Un proverbe turc dit: «Si un clown emménage dans un palais, il ne devient pas roi, le palais devient un cirque». C’est cette impression surréaliste qui me vient en ce moment.

Impossible de me concentrer sur ce que j’ai à faire aujourd’hui. Je me raccroche à l’élection de Sarah McBride (première femme ouvertement trans élue à la Chambre des représentants) et ne peux que lui souhaiter du courage parce que je me doute qu’elle devra faire face à de la transphobie sur une base régulière. Ce qui se passe aujourd’hui signifie qu’il faut continuer (et ce, plus que jamais) la lutte contre la transphobie et toute autre 2SLGBTQphobie. Ce qui se passe chez nos voisins, ça nous concerne aussi.

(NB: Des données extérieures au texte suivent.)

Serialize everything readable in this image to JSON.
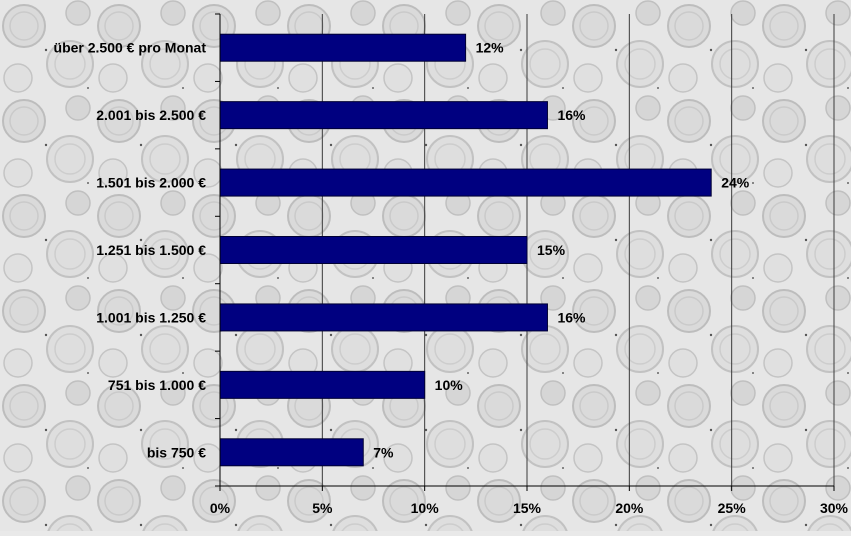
{
  "chart_data": {
    "type": "bar",
    "orientation": "horizontal",
    "categories": [
      "über 2.500 € pro Monat",
      "2.001 bis 2.500 €",
      "1.501 bis 2.000 €",
      "1.251 bis 1.500 €",
      "1.001 bis 1.250 €",
      "751 bis 1.000 €",
      "bis 750 €"
    ],
    "values": [
      12,
      16,
      24,
      15,
      16,
      10,
      7
    ],
    "data_labels": [
      "12%",
      "16%",
      "24%",
      "15%",
      "16%",
      "10%",
      "7%"
    ],
    "xlim": [
      0,
      30
    ],
    "xticks": [
      0,
      5,
      10,
      15,
      20,
      25,
      30
    ],
    "xtick_labels": [
      "0%",
      "5%",
      "10%",
      "15%",
      "20%",
      "25%",
      "30%"
    ],
    "grid": "vertical",
    "legend": "none",
    "colors": {
      "bar": "#000080",
      "gridline": "#3a3a3a",
      "text": "#000000",
      "background": "#e9e9e9"
    }
  }
}
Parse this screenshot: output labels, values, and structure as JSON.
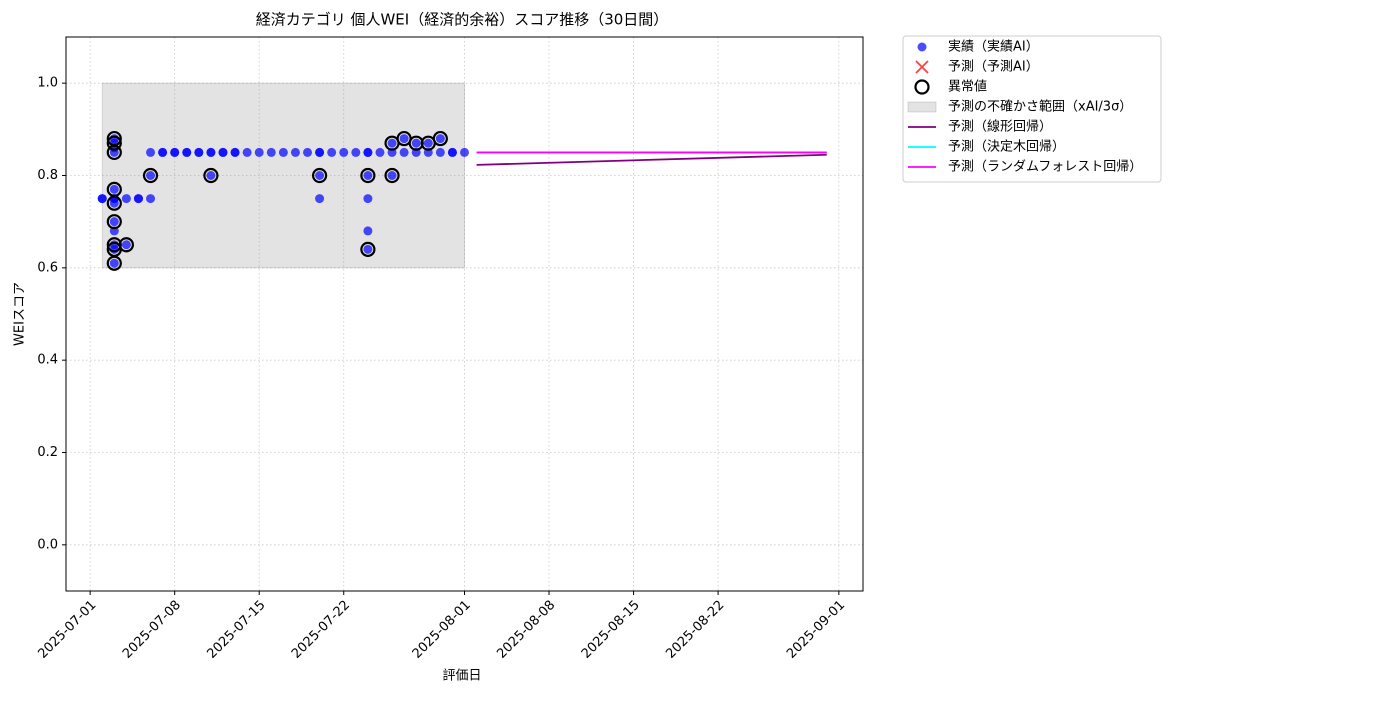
{
  "chart_data": {
    "type": "scatter",
    "title": "経済カテゴリ 個人WEI（経済的余裕）スコア推移（30日間）",
    "x_label": "評価日",
    "y_label": "WEIスコア",
    "xlim": [
      "2025-06-29",
      "2025-09-03"
    ],
    "xticks": [
      "2025-07-01",
      "2025-07-08",
      "2025-07-15",
      "2025-07-22",
      "2025-08-01",
      "2025-08-08",
      "2025-08-15",
      "2025-08-22",
      "2025-09-01"
    ],
    "ylim": [
      -0.1,
      1.1
    ],
    "yticks": [
      {
        "value": 0,
        "label": "0.0"
      },
      0.2,
      0.4,
      0.6,
      0.8,
      {
        "value": 1,
        "label": "1.0"
      }
    ],
    "grid": true,
    "legend": "outside-upper-right",
    "series": [
      {
        "name": "実績（実績AI）",
        "type": "scatter",
        "color": "#0000ff",
        "x": [
          "2025-07-02",
          "2025-07-02",
          "2025-07-03",
          "2025-07-03",
          "2025-07-03",
          "2025-07-03",
          "2025-07-03",
          "2025-07-03",
          "2025-07-03",
          "2025-07-03",
          "2025-07-03",
          "2025-07-03",
          "2025-07-03",
          "2025-07-03",
          "2025-07-03",
          "2025-07-04",
          "2025-07-04",
          "2025-07-05",
          "2025-07-05",
          "2025-07-06",
          "2025-07-06",
          "2025-07-06",
          "2025-07-07",
          "2025-07-07",
          "2025-07-08",
          "2025-07-08",
          "2025-07-09",
          "2025-07-09",
          "2025-07-10",
          "2025-07-10",
          "2025-07-11",
          "2025-07-11",
          "2025-07-12",
          "2025-07-12",
          "2025-07-13",
          "2025-07-13",
          "2025-07-14",
          "2025-07-15",
          "2025-07-16",
          "2025-07-17",
          "2025-07-18",
          "2025-07-19",
          "2025-07-20",
          "2025-07-20",
          "2025-07-21",
          "2025-07-22",
          "2025-07-23",
          "2025-07-24",
          "2025-07-24",
          "2025-07-25",
          "2025-07-26",
          "2025-07-27",
          "2025-07-28",
          "2025-07-29",
          "2025-07-30",
          "2025-07-31",
          "2025-07-31",
          "2025-08-01",
          "2025-07-11",
          "2025-07-20",
          "2025-07-20",
          "2025-07-24",
          "2025-07-24",
          "2025-07-24",
          "2025-07-24",
          "2025-07-26",
          "2025-07-26",
          "2025-07-27",
          "2025-07-28",
          "2025-07-29",
          "2025-07-30"
        ],
        "values": [
          0.75,
          0.75,
          0.75,
          0.88,
          0.87,
          0.86,
          0.85,
          0.77,
          0.75,
          0.74,
          0.7,
          0.68,
          0.65,
          0.64,
          0.61,
          0.65,
          0.75,
          0.75,
          0.75,
          0.75,
          0.8,
          0.85,
          0.85,
          0.85,
          0.85,
          0.85,
          0.85,
          0.85,
          0.85,
          0.85,
          0.85,
          0.85,
          0.85,
          0.85,
          0.85,
          0.85,
          0.85,
          0.85,
          0.85,
          0.85,
          0.85,
          0.85,
          0.85,
          0.85,
          0.85,
          0.85,
          0.85,
          0.85,
          0.85,
          0.85,
          0.85,
          0.85,
          0.85,
          0.85,
          0.85,
          0.85,
          0.85,
          0.85,
          0.8,
          0.75,
          0.8,
          0.8,
          0.75,
          0.68,
          0.64,
          0.8,
          0.87,
          0.88,
          0.87,
          0.87,
          0.88
        ]
      },
      {
        "name": "予測（予測AI）",
        "type": "x-marker",
        "color": "#ff0000",
        "x": [],
        "values": []
      },
      {
        "name": "異常値",
        "type": "ring",
        "color": "#000000",
        "x": [
          "2025-07-03",
          "2025-07-03",
          "2025-07-03",
          "2025-07-03",
          "2025-07-03",
          "2025-07-03",
          "2025-07-03",
          "2025-07-03",
          "2025-07-03",
          "2025-07-04",
          "2025-07-06",
          "2025-07-11",
          "2025-07-20",
          "2025-07-24",
          "2025-07-24",
          "2025-07-26",
          "2025-07-26",
          "2025-07-27",
          "2025-07-28",
          "2025-07-29",
          "2025-07-30"
        ],
        "values": [
          0.88,
          0.87,
          0.85,
          0.77,
          0.74,
          0.7,
          0.65,
          0.64,
          0.61,
          0.65,
          0.8,
          0.8,
          0.8,
          0.8,
          0.64,
          0.8,
          0.87,
          0.88,
          0.87,
          0.87,
          0.88
        ]
      },
      {
        "name": "予測の不確かさ範囲（xAI/3σ）",
        "type": "band",
        "color": "#808080",
        "x": [
          "2025-07-02",
          "2025-08-01"
        ],
        "lower": [
          0.6,
          0.6
        ],
        "upper": [
          1.0,
          1.0
        ]
      },
      {
        "name": "予測（線形回帰）",
        "type": "line",
        "color": "#800080",
        "x": [
          "2025-08-02",
          "2025-08-31"
        ],
        "values": [
          0.823,
          0.845
        ]
      },
      {
        "name": "予測（決定木回帰）",
        "type": "line",
        "color": "#00ffff",
        "x": [
          "2025-08-02",
          "2025-08-31"
        ],
        "values": [
          0.85,
          0.85
        ]
      },
      {
        "name": "予測（ランダムフォレスト回帰）",
        "type": "line",
        "color": "#ff00ff",
        "x": [
          "2025-08-02",
          "2025-08-31"
        ],
        "values": [
          0.85,
          0.85
        ]
      }
    ]
  }
}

Nous devrons faire preuve d’une immense solidarité, de vigilance et d’empathie dans les prochaines années. Nous devrons continuer nos luttes.

On tente de nous diviser, de nous pousser à avoir peur de l’Autre. Multiplions les actes de bonté.

Il faudra continuer de rappeler que l’identité de genre n’est pas une idéologie, que je ne suis pas un concept – pas plus que mes semblables –, qu’enseigner la différence et l’unicité de chacun à nos jeunes, ce n’est pas de l’endoctrinement, mais simplement une façon d’assurer un mieux vivre-ensemble. J’ai passé ma vie entourée de personnes cisgenres et pourtant je suis une femme trans. Je ne suis pas contagieuse.

«Je n’étais pas un garçon avant de faire ma transition, j’étais une tristesse infinie.»

Si une chose me rassure, c’est que même si depuis toujours les personnes trans sont la cible de haine et d’ostracisation, nous possédons la résilience, ce que beaucoup de nos détracteurs ne possèdent pas. N’oublions pas les ressources d’aide pour les communautés 2SLGBTQ+ telles qu’Interligne et Aide aux trans du Québec, si nous éprouvons de la détresse en ce moment.

Je ne pense qu’à une chose: c’est que nous ne redeviendrons pas les fantômes de nous-mêmes.

Nous ne réintègrerons pas les placards.

Je refuse de croire que le cancer du cynisme gagnera nos cœurs.

Je refuse de croire que l’amour est mort.